SpaceX launched a series of Starship high-altitude flights in 2020 and 2021 that saw a three-engine version of the spacecraft fly to the stratosphere and come back for a series of landing attempts that all ended in explosions except for the final, successful attempt on May 5, 2021. 

Shortly afterward, SpaceX announced that it would switch gears to begin producing more Raptor engines, testing Super Heavy booster prototypes and preparing for the first orbital launch of Starship. The plan is for Starship to blast off from the company's Starbase facility in Texas atop Super Heavy, which will return for a landing on a platform in the Gulf of Mexico after separation while the Starship vehicle continues on for a quick trip to orbit followed by a splashdown landing in the Pacific Ocean off the coast of Hawaii. 

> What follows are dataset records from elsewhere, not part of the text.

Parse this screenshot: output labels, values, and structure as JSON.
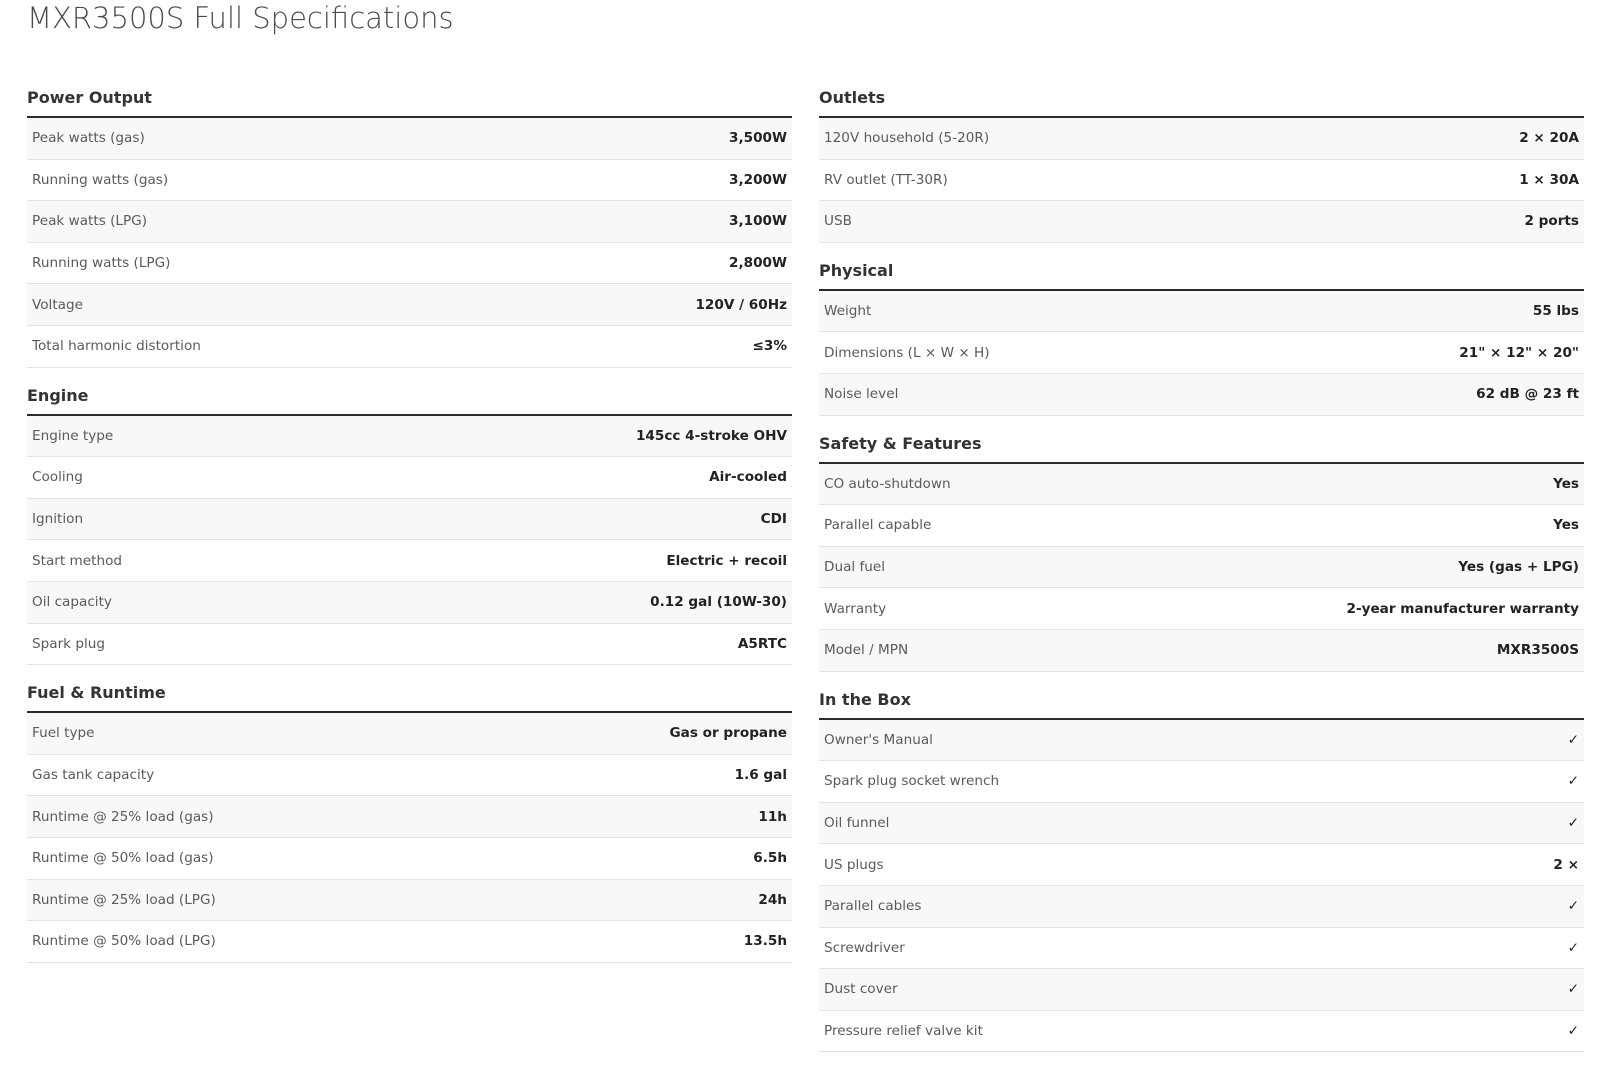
{
  "page": {
    "title": "MXR3500S Full Specifications"
  },
  "left_column": [
    {
      "title": "Power Output",
      "rows": [
        {
          "label": "Peak watts (gas)",
          "value": "3,500W"
        },
        {
          "label": "Running watts (gas)",
          "value": "3,200W"
        },
        {
          "label": "Peak watts (LPG)",
          "value": "3,100W"
        },
        {
          "label": "Running watts (LPG)",
          "value": "2,800W"
        },
        {
          "label": "Voltage",
          "value": "120V / 60Hz"
        },
        {
          "label": "Total harmonic distortion",
          "value": "≤3%"
        }
      ]
    },
    {
      "title": "Engine",
      "rows": [
        {
          "label": "Engine type",
          "value": "145cc 4-stroke OHV"
        },
        {
          "label": "Cooling",
          "value": "Air-cooled"
        },
        {
          "label": "Ignition",
          "value": "CDI"
        },
        {
          "label": "Start method",
          "value": "Electric + recoil"
        },
        {
          "label": "Oil capacity",
          "value": "0.12 gal (10W-30)"
        },
        {
          "label": "Spark plug",
          "value": "A5RTC"
        }
      ]
    },
    {
      "title": "Fuel & Runtime",
      "rows": [
        {
          "label": "Fuel type",
          "value": "Gas or propane"
        },
        {
          "label": "Gas tank capacity",
          "value": "1.6 gal"
        },
        {
          "label": "Runtime @ 25% load (gas)",
          "value": "11h"
        },
        {
          "label": "Runtime @ 50% load (gas)",
          "value": "6.5h"
        },
        {
          "label": "Runtime @ 25% load (LPG)",
          "value": "24h"
        },
        {
          "label": "Runtime @ 50% load (LPG)",
          "value": "13.5h"
        }
      ]
    }
  ],
  "right_column": [
    {
      "title": "Outlets",
      "rows": [
        {
          "label": "120V household (5-20R)",
          "value": "2 × 20A"
        },
        {
          "label": "RV outlet (TT-30R)",
          "value": "1 × 30A"
        },
        {
          "label": "USB",
          "value": "2 ports"
        }
      ]
    },
    {
      "title": "Physical",
      "rows": [
        {
          "label": "Weight",
          "value": "55 lbs"
        },
        {
          "label": "Dimensions (L × W × H)",
          "value": "21\" × 12\" × 20\""
        },
        {
          "label": "Noise level",
          "value": "62 dB @ 23 ft"
        }
      ]
    },
    {
      "title": "Safety & Features",
      "rows": [
        {
          "label": "CO auto-shutdown",
          "value": "Yes"
        },
        {
          "label": "Parallel capable",
          "value": "Yes"
        },
        {
          "label": "Dual fuel",
          "value": "Yes (gas + LPG)"
        },
        {
          "label": "Warranty",
          "value": "2-year manufacturer warranty"
        },
        {
          "label": "Model / MPN",
          "value": "MXR3500S"
        }
      ]
    },
    {
      "title": "In the Box",
      "rows": [
        {
          "label": "Owner's Manual",
          "value": "✓"
        },
        {
          "label": "Spark plug socket wrench",
          "value": "✓"
        },
        {
          "label": "Oil funnel",
          "value": "✓"
        },
        {
          "label": "US plugs",
          "value": "2 ×"
        },
        {
          "label": "Parallel cables",
          "value": "✓"
        },
        {
          "label": "Screwdriver",
          "value": "✓"
        },
        {
          "label": "Dust cover",
          "value": "✓"
        },
        {
          "label": "Pressure relief valve kit",
          "value": "✓"
        }
      ]
    }
  ]
}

The flight plan has been stymied by a number of delays, largely tied to the process of getting a launch license from the Federal Aviation Administration. The company's application first had to go through an environmental review process that lasted several months, concluding with the agency allowing the mission to go forward but requiring SpaceX to make dozens of modifications to its launch plan.

Watch this: SpaceX Starship is preparing for its first orbital flight

The company still hasn't secured its permit to launch from the FAA as it works through the required changes while simultaneously continuing to manufacture and test Raptor engines and get Super Heavy ready for its first launch. 

The next Starship flight has been just a month or two away going back to June 2022, when the FAA announced its decision, and this latest update continues that pattern. 

SpaceX isn't the only party with an interest in seeing Starship fly again. NASA has selected it to be one of the vehicles it flies to the moon as part of the Artemis program aiming at returning astronauts to the lunar surface this decade.